Purpose of review: With the move toward development of disease modifying treatments, there is a need for more specific diagnosis of early Alzheimer's disease (AD) and mild cognitive impairment (MCI), plasma biomarkers are likely to play an important role in this. We review the current state of knowledge on plasma biomarkers for MCI and AD, including unbiased proteomics and very recent longitudinal studies.

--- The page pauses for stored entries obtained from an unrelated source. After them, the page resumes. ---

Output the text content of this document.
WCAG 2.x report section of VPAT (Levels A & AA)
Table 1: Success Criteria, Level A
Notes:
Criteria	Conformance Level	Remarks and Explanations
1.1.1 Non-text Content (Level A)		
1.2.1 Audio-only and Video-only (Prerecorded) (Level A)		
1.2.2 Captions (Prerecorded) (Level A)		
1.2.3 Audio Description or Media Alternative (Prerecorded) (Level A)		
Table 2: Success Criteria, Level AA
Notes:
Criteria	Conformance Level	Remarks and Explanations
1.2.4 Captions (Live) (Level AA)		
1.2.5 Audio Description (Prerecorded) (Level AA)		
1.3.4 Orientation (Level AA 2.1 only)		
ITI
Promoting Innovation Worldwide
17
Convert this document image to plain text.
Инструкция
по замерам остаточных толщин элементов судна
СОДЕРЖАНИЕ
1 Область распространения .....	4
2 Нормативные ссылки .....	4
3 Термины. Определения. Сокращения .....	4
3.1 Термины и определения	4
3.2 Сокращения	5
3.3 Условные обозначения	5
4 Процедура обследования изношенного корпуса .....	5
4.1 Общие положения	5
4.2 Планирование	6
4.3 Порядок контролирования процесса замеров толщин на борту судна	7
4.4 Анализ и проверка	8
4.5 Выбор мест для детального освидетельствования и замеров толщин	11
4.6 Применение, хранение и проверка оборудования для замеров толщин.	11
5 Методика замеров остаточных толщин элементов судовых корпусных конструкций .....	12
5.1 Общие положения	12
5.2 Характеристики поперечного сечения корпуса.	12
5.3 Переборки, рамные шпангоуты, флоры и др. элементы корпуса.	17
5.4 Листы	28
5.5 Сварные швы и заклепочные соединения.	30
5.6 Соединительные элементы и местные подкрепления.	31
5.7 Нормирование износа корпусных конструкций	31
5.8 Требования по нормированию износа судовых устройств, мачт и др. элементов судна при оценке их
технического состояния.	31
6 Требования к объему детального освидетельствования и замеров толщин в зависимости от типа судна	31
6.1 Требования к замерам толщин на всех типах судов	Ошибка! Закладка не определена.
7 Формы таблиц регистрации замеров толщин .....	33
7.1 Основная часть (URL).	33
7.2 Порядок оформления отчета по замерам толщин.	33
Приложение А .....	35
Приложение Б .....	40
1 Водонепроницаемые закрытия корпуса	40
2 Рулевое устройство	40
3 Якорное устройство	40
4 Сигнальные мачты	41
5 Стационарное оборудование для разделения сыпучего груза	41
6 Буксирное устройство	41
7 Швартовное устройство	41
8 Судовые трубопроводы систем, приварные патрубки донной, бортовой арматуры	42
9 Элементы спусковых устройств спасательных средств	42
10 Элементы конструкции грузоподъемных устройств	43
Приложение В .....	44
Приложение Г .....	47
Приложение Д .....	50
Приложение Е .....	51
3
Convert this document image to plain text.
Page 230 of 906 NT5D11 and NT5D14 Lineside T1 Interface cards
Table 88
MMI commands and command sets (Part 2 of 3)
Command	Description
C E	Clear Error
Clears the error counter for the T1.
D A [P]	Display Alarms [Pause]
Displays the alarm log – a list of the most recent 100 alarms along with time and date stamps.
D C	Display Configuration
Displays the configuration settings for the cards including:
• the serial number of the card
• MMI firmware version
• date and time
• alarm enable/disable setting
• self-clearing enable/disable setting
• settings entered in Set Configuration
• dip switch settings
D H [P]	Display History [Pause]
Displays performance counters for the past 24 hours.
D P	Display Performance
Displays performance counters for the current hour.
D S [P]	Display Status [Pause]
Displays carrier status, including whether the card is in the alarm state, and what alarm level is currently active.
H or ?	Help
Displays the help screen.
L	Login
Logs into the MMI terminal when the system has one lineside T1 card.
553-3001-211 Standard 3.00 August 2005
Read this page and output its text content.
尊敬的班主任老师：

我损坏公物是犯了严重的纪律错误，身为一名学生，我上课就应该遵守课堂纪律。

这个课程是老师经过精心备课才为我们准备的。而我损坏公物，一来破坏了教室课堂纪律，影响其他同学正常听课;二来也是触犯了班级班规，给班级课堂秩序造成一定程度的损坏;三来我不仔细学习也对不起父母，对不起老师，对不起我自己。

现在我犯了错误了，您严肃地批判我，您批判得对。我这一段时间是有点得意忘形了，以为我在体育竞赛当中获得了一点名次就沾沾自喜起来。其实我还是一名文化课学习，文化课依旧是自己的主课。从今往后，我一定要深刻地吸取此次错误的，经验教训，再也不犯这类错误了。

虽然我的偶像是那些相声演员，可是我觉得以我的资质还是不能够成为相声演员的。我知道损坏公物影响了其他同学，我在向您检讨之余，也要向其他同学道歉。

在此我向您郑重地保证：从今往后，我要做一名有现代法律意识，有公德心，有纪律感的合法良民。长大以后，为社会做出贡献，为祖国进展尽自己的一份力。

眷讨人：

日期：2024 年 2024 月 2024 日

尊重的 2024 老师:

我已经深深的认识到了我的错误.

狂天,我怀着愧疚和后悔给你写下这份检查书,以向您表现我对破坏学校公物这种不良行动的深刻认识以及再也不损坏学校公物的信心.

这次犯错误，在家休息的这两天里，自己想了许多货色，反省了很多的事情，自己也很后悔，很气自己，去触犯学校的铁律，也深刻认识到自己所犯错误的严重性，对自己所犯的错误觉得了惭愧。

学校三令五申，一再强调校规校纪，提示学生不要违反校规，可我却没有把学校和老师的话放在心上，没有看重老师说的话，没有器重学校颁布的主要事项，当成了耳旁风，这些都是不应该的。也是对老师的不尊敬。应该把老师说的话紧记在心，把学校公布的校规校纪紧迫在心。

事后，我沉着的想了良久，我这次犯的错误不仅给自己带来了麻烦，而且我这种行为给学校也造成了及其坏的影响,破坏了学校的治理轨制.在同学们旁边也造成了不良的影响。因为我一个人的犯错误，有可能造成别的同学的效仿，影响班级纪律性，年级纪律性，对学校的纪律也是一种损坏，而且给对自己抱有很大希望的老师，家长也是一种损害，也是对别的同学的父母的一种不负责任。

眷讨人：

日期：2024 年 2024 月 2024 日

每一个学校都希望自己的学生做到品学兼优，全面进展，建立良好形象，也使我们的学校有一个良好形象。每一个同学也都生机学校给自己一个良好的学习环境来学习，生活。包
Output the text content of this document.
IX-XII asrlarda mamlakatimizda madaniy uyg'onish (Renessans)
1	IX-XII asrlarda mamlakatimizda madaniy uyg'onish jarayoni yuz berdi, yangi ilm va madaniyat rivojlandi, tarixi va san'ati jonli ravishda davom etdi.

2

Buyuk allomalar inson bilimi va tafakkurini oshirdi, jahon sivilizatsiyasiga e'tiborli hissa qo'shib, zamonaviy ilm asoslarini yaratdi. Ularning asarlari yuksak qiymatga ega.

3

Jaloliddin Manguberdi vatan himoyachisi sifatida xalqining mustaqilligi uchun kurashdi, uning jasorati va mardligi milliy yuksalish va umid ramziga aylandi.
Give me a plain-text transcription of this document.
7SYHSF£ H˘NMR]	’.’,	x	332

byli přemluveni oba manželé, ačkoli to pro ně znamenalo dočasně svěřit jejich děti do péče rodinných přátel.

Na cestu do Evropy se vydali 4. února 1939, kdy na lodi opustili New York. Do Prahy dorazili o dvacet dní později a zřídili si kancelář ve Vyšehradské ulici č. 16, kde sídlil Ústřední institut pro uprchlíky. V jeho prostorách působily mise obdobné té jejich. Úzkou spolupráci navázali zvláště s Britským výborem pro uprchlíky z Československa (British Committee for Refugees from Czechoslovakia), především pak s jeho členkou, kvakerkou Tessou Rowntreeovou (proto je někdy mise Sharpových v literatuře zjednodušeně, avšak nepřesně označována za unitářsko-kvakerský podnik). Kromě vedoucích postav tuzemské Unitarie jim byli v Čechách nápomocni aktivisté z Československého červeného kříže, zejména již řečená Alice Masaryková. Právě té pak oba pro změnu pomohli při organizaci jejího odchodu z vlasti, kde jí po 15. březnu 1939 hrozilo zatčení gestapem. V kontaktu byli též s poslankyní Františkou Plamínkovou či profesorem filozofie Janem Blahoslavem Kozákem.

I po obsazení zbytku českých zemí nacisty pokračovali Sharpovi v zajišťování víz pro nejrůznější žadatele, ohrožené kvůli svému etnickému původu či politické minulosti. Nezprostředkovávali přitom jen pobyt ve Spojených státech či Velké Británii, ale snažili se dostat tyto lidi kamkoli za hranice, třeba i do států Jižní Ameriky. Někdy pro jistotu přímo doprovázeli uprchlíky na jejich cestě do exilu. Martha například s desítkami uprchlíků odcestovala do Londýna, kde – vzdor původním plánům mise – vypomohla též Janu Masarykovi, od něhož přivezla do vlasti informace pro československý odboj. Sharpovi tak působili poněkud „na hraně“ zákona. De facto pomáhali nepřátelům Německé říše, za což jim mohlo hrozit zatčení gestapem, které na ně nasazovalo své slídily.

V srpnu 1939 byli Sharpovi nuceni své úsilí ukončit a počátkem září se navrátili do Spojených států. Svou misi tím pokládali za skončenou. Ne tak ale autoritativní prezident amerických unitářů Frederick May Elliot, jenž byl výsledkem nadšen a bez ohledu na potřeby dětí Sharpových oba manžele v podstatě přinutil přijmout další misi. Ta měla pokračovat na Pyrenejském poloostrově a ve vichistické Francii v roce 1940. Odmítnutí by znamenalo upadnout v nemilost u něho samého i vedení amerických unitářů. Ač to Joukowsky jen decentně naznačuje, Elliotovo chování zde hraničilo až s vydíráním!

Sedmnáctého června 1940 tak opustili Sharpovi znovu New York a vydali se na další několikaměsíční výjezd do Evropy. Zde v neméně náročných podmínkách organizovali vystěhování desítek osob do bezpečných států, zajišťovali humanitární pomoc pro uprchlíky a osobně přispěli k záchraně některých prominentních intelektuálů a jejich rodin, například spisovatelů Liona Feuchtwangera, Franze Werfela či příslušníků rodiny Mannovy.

Recent findings: With the use of proteomics methodologies, some proteins have been identified as potential biomarkers in plasma and serum of AD patients, including alpha-1-antitrypsin, complement factor H, alpha-2-macroglobulin, apolipoprotein J, apolipoprotein A-I. The findings of cross-sectional studies of plasma amyloid beta (A beta) levels are conflicting, but some recent longitudinal studies have shown that low plasma A beta 1-42 or A beta 1-40 levels, or A beta 1-42/A beta 1-40 ratio may be markers of cognitive decline. Other potential biomarkers for MCI and AD reflecting a variety of pathophysiological processes have been assessed, including isoprostanes and homocysteine (oxidative stress), total cholesterol and ApoE4 allele (lipoprotein metabolism), and cytokines and acute phase proteins (inflammation). A panel of 18 signal proteins was reported as markers of MCI and AD.
Summary: A variety of potential plasma biomarkers for AD and MCI have been identified, however the findings need replication in longitudinal studies. This area of research promises to yield interesting results in the near future.